Глава XXXV. Белгород. У раки Святителя Иоасафа. Преосвященный Никодим, епископ Белгородский
Глава XXXV. Белгород. У раки Святителя Иоасафа. Преосвященный Никодим, епископ Белгородский
Через несколько часов я уже был в Белгороде и задумчиво стоял перед ракою Святителя Иоасафа. В храме никого не было. Преосвященный Никодим и братия монастыря, не предполагая, что я пройду сначала в храм, ожидали меня в архиерейских покоях... И я был рад, что мог остаться наедине с любимым Угодником Божиим...
Вся жизнь моя за последние годы промелькнула в моем сознании, мельчайшие подробности моих переживаний и ощущений воскресали в моей памяти. Я вспомнил деревню и первые шаги моей служебной деятельности. Как трудны они были, сколько было огорчений и разочаровании, как медленно и постепенно, настойчиво и упорно превращался в моих глазах "народ богоносец" в зверскую, жестокую массу!
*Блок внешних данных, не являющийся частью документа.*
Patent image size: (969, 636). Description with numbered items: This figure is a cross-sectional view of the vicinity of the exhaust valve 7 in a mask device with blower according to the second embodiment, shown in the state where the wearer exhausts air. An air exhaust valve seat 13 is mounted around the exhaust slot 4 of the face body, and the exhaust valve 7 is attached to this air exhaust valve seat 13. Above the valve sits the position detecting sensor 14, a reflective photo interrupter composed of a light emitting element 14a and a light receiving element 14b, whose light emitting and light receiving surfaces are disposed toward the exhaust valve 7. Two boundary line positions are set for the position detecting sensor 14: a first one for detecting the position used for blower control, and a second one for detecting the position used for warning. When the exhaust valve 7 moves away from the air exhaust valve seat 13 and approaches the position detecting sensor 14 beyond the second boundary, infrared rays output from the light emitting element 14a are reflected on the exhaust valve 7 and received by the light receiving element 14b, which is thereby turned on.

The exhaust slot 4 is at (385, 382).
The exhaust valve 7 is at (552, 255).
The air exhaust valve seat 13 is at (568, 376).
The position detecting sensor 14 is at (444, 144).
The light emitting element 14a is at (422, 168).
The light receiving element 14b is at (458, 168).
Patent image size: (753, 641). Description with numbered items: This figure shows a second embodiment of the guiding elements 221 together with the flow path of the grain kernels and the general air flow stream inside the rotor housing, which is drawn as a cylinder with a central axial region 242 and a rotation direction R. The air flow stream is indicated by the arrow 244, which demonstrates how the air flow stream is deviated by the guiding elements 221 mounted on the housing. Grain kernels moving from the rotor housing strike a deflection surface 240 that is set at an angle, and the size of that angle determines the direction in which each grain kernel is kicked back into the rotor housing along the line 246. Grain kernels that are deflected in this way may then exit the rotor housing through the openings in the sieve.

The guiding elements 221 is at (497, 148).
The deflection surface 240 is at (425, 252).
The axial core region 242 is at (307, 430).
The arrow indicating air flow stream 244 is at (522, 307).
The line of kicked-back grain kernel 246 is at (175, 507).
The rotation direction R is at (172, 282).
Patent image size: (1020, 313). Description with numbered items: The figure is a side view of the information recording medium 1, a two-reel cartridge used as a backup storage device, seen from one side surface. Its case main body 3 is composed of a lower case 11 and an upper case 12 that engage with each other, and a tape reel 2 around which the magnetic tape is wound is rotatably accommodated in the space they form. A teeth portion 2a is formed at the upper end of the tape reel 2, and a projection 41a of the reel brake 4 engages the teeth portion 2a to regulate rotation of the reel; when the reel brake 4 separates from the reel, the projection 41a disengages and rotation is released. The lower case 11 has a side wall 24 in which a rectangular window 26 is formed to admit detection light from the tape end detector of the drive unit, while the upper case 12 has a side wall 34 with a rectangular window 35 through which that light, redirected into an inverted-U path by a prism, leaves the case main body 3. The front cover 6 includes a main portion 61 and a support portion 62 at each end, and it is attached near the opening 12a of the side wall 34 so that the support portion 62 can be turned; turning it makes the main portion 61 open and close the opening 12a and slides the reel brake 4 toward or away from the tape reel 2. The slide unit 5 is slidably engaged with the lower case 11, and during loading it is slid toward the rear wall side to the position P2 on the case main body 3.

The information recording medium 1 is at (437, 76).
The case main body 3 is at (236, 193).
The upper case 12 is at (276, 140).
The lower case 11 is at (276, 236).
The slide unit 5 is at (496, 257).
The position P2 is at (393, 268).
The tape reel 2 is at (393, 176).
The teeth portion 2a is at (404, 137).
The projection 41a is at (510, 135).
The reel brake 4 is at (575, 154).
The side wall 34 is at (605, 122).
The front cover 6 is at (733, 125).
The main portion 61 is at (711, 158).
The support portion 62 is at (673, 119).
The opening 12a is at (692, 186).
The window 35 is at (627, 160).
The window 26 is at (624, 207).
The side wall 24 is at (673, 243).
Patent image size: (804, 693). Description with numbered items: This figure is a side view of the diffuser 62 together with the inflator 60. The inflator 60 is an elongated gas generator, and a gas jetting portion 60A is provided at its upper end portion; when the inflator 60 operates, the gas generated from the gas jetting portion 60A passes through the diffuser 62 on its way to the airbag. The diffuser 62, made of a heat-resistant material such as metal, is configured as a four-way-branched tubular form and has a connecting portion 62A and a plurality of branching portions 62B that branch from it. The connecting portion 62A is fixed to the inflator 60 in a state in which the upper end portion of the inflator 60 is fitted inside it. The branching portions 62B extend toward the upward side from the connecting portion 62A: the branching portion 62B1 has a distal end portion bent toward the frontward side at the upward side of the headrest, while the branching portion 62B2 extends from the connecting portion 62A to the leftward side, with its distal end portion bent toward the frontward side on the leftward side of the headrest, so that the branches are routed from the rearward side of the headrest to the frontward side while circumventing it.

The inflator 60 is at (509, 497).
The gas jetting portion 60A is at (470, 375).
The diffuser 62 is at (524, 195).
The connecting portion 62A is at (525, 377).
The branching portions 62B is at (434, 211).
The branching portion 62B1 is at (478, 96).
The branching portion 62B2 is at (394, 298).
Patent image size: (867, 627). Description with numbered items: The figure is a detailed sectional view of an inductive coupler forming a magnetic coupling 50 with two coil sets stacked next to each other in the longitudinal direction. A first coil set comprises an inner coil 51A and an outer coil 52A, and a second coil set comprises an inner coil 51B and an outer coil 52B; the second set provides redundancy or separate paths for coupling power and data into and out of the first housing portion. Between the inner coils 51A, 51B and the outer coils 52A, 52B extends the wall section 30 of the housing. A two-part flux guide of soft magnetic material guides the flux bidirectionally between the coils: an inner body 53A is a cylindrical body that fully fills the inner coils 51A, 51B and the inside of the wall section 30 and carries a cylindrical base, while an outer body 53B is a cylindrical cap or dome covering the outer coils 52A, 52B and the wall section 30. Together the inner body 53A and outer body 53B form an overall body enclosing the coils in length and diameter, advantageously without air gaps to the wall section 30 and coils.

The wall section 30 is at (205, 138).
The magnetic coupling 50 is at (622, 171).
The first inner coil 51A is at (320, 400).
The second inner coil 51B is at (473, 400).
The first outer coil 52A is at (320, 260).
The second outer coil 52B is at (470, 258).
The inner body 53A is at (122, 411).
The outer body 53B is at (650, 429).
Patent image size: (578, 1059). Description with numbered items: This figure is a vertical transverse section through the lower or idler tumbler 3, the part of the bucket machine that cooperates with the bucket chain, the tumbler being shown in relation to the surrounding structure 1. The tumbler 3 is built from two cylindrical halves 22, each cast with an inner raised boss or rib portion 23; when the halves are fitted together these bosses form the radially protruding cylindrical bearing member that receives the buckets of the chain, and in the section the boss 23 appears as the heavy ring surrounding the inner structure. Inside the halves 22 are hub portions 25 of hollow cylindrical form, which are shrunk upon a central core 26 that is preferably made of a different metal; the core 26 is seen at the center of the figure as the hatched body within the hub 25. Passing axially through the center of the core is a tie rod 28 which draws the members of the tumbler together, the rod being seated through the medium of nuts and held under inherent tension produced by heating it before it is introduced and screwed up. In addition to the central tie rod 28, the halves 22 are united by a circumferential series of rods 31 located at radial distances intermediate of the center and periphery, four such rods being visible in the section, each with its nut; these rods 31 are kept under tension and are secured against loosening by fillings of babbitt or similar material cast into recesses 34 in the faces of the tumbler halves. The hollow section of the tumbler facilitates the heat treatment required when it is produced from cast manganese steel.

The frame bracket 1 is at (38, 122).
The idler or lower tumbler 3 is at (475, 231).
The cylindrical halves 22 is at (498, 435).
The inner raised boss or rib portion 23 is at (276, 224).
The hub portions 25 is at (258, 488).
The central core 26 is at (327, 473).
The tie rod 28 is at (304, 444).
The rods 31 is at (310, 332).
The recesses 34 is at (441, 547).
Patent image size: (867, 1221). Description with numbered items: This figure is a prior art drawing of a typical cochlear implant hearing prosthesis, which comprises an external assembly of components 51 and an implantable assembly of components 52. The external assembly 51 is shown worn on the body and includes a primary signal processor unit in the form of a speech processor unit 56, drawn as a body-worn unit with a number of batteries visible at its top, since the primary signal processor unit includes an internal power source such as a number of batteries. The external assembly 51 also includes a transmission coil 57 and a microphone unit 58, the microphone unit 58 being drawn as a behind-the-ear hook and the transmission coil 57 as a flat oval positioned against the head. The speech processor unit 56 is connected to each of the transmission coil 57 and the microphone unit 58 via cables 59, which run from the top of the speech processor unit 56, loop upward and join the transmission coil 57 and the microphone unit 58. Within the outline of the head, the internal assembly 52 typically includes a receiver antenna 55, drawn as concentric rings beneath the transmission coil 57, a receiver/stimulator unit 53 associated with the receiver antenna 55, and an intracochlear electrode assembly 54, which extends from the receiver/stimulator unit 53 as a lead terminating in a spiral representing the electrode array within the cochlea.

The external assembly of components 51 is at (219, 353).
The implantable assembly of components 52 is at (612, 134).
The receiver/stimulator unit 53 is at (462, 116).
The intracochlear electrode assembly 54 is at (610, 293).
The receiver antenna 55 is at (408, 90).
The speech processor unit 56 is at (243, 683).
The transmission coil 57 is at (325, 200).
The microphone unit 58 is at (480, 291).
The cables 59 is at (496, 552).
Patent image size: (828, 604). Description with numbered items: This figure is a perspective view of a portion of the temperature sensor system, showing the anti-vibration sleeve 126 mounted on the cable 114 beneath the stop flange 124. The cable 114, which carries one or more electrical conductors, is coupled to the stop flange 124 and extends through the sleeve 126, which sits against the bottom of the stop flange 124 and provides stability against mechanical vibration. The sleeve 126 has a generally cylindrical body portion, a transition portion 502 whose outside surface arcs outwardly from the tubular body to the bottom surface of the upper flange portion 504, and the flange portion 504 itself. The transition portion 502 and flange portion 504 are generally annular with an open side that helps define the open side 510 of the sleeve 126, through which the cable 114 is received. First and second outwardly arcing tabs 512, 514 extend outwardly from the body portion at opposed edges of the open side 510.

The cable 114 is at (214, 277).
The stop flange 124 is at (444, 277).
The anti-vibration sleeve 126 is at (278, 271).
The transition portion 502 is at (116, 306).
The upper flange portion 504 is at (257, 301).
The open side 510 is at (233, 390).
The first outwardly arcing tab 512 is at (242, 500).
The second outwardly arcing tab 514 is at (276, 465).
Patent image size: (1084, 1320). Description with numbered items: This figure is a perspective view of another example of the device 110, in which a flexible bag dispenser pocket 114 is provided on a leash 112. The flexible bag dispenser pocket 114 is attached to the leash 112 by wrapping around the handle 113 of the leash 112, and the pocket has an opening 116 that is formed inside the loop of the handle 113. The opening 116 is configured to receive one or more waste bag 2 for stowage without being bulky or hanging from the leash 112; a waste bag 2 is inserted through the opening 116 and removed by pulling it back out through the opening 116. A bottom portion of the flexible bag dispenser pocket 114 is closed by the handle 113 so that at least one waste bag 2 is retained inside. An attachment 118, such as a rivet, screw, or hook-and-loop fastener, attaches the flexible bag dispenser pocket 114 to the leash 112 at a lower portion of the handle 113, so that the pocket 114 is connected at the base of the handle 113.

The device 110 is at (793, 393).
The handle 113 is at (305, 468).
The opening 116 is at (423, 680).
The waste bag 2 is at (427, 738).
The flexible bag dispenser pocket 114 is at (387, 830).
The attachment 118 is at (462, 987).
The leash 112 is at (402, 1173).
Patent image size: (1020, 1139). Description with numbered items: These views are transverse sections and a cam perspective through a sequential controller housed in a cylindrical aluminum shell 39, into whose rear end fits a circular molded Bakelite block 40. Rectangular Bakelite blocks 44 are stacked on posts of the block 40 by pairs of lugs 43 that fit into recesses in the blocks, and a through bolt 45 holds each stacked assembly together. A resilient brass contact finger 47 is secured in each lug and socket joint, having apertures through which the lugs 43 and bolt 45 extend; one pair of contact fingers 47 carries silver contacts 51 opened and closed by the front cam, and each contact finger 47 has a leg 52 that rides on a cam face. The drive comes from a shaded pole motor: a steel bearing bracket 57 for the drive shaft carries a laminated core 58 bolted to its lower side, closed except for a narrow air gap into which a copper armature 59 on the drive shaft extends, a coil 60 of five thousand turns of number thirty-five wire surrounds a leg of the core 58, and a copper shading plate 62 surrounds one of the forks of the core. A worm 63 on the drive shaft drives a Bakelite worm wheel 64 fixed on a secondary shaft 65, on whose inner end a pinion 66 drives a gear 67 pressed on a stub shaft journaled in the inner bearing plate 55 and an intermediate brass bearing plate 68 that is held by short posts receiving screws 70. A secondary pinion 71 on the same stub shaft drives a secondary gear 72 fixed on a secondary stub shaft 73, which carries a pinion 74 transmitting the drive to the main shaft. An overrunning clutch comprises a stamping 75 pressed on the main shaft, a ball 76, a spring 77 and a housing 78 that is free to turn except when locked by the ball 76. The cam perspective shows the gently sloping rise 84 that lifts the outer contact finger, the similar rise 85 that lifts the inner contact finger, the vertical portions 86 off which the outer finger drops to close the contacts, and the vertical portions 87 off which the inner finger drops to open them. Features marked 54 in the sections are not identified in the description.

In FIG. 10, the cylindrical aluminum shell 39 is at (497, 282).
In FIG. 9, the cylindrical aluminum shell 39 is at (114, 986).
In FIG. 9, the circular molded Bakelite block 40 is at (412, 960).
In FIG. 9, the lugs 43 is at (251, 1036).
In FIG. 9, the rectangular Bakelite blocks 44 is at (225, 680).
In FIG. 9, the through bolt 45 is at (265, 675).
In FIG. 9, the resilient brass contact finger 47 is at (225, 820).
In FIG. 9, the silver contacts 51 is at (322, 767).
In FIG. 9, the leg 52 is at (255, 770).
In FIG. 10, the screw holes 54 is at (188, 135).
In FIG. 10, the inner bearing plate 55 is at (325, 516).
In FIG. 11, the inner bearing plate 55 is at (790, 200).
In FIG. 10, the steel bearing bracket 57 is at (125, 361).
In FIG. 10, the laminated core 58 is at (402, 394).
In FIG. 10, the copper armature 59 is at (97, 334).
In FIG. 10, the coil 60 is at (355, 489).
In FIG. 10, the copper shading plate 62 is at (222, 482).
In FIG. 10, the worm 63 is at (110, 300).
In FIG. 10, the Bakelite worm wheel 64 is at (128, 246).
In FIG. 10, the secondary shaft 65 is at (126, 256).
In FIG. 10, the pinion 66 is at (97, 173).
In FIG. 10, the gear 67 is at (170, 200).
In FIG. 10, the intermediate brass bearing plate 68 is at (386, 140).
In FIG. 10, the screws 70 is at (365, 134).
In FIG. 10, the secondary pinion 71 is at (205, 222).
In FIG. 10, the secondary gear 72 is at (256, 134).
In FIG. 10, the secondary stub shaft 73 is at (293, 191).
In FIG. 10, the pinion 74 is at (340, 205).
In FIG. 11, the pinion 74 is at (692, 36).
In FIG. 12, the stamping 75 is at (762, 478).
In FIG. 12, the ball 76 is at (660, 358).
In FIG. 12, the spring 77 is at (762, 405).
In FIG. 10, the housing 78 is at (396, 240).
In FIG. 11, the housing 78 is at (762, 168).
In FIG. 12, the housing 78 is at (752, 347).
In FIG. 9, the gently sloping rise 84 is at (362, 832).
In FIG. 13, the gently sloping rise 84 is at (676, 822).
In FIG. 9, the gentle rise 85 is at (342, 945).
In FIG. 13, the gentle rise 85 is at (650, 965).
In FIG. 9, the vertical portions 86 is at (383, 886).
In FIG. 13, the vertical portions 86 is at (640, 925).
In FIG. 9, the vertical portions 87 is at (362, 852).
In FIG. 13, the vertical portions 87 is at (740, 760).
Народ, которого я, выросший в деревне, сын помещика, так горячо любил и которому так верил, который пользовался такими безмерными милостями со стороны моего кроткого и смиренного отца и оставался всегда угрюмым и неблагодарным, этот народ, который казался мне, на расстоянии, таким жалким и несчастным, мгновенно переменился ко мне с того момента, когда я надел кокарду Земского Начальника, и безжалостно разрушал все мои идеалы... Куда девалась его кротость и смирение, его кажущаяся любовь, какую он так часто выражал мне, в бытность мою студентом, и какая так искренно влекла меня в деревню с тем, чтобы отдать ей все свое время, все силы и разумение!.. Дождавшись диплома университетского, запасшись нужными знаниями, я пошел к этому народу... И что же я увидел?! Анархию и злобу, безмерную хитрость и лукавство, беспросветную тьму и невежество... И однако же, воспоминание о деревне болезненной тоской сжимало мое сердце... Расставшись с ней, я очутился точно в пустыне и не знал, куда идти и что делать с собой... Там были звери, и их было большинство; но были и такие люди, каких нигде не было и нигде нельзя было найти, люди недосягаемой нравственной чистоты и величия духа, воспоминание о которых и до сих пор укоряет меня в том, что я их покинул, хотя уход мой из деревни и был вынужденным и совершился против моей воли... Это были старики, бывшие крепостные моих предков, самые искренние и близкие друзья моего отца, люди мудрейшие и богобоязненные.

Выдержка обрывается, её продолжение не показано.